La novità sarebbe dunque nell’avere a disposizione per lo studio clinico un tessuto neuronale ‘vivo’ e ricavato direttamente dalle persone con SM?
«Questo sistema, in inglese, si chiama “disease in a dish”, cioè ''malattia nella provetta”, perché potrebbe essere molto vicino alla malattia della persona con SM, visto che viene dalla sua cute [5]. Proprio su questa 'materia viva', che sino a pochi anni fa non era disponibile, si potranno sperimentare una serie di sostanze, farmacologiche e non, per capire se sono in grado di neuro proteggere e di rimielinizzare. Dunque queste cellule pluripotenti indotte potranno prossimamente diventare una piattaforma su cui effettuare uno screening farmacologico particolarmente sofisticato ed efficace. Certo, non si può dimenticare che sono pur sempre cellule manipolate in vitro e, perciò, non è automatico che rappresentino esattamente quello che succede nel cervello. Lo dovremo dimostrare».
Per quanto riguarda lo studio clinico sull’efficacia delle cellule staminali neurali nell’uomo, a che punto siamo?
«È una via del tutto nuova, percorsa per la prima volta al mondo. Dunque, non ci sono riferimenti con cui confrontarsi per capire se si sta facendo la cosa giusta o quella sbagliata.

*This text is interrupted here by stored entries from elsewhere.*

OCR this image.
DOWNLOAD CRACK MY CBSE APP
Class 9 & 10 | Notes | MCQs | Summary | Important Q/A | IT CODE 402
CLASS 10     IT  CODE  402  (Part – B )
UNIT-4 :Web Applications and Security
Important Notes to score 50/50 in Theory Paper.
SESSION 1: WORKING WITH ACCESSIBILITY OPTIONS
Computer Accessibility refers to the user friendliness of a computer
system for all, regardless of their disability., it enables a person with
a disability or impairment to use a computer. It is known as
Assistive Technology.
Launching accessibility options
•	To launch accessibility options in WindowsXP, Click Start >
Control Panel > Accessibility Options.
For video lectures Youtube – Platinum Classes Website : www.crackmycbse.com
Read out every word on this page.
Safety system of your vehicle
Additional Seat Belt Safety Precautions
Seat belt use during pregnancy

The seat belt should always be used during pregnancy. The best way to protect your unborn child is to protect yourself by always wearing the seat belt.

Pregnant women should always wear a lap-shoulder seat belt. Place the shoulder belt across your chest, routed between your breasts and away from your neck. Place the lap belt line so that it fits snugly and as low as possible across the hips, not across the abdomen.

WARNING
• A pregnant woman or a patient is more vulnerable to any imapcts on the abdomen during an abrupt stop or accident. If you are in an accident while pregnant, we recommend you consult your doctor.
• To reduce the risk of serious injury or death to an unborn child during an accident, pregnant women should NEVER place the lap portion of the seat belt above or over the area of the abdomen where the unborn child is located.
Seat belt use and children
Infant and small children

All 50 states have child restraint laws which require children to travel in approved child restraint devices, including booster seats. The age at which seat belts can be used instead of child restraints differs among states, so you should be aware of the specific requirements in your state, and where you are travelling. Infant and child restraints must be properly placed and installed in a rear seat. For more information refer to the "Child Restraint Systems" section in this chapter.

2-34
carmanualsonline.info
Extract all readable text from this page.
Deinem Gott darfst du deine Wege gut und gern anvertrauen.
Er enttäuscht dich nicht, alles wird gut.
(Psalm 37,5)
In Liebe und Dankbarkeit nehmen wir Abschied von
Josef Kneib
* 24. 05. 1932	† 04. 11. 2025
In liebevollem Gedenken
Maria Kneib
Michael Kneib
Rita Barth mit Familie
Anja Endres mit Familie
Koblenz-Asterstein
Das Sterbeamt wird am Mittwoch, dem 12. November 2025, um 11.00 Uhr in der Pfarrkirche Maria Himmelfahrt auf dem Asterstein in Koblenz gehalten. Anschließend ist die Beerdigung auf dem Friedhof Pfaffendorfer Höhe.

Ogni volta dobbiamo compiere una scelta del tutto autonoma, che può rivelarsi giusta o sbagliata. Nell’ultimo anno, comunque, appoggiandoci alla “cell factory” del Laboratorio Stefano Verri dell’Ospedale San Gerardo di Monza, una delle strutture accademiche non profit italiane certificate per la corretta produzione di cellule staminali, abbiamo messo in atto una filiera di produzione di cellule staminali neurali e ottenuto una sorta di “banca cellulare primaria o banca madre”, che contiene un elevatissima quantità (circa due miliardi) di cellule staminali neurali. Al momento sono in corso, presso un laboratorio in Germania certificato a tale scopo, le procedure di validazione della sicurezza, della sterilità e purezza delle cellule staminali neurali della nostra banca primaria. Verso la fine dell'anno avremo notizie più dettagliate rispetto alle tempistiche dell'eventuale inizio di una sperimentazione sull'uomo».
Note
[1] Meamar R, Nematollahi S, Dehghani L, Mirmosayyeb O, Shayegannejad V, Basiri K, Tanhaei AP. The role of stem cell therapy in multiple sclerosis: An overview of the current status of the clinical studies. Adv Biomed Res. 2016 Mar 16;5:46.
[2] Massa MG, Gisevius B , Hirschberg S, Hinz L, Schmidt M, Gold R , Prochnow N, Haghikia A. Multiple Sclerosis Patient-Specific Primary Neurons Differentiated from Urinary Renal Epithelial Cells via Induced Pluripotent Stem Cells. PLoS One. 2016 May 9;11(5):e0155274.
[3] Jadasz JJ, Lubetzki C, Zalc B, Stankoff B, Hartung HP, Küry P. Recent achievements in stem cell-mediated myelin repair. Curr Opin Neurol. 2016 Jun;29(3):205-12.
[4] BRAVEinMS - Bioinformatics and cell reprogramming to develop an in vitro platform to discover new drugs for progressive multiple sclerosis, vincitore del Bando PMSA: “‘Collaborative Network Planning Awards”, settembre 2015 . vedi su [www.aism.it]
[5] Mack DL, Guan X, Wagoner A, Walker SJ, Childers MK. Disease-in-a-dish: the contribution of patient-specific induced pluripotent stem cell technology to regenerative rehabilitation. Am J Phys Med Rehabil. 2014 Nov;93(11 Suppl 3):S155-68
Tiscornia G, Vivas EL, Izpisúa Belmonte JC. Diseases in a dish: modeling human genetic disorders using induced pluripotent cells. Nat Med. 2011 Dec;17(12):1570-6.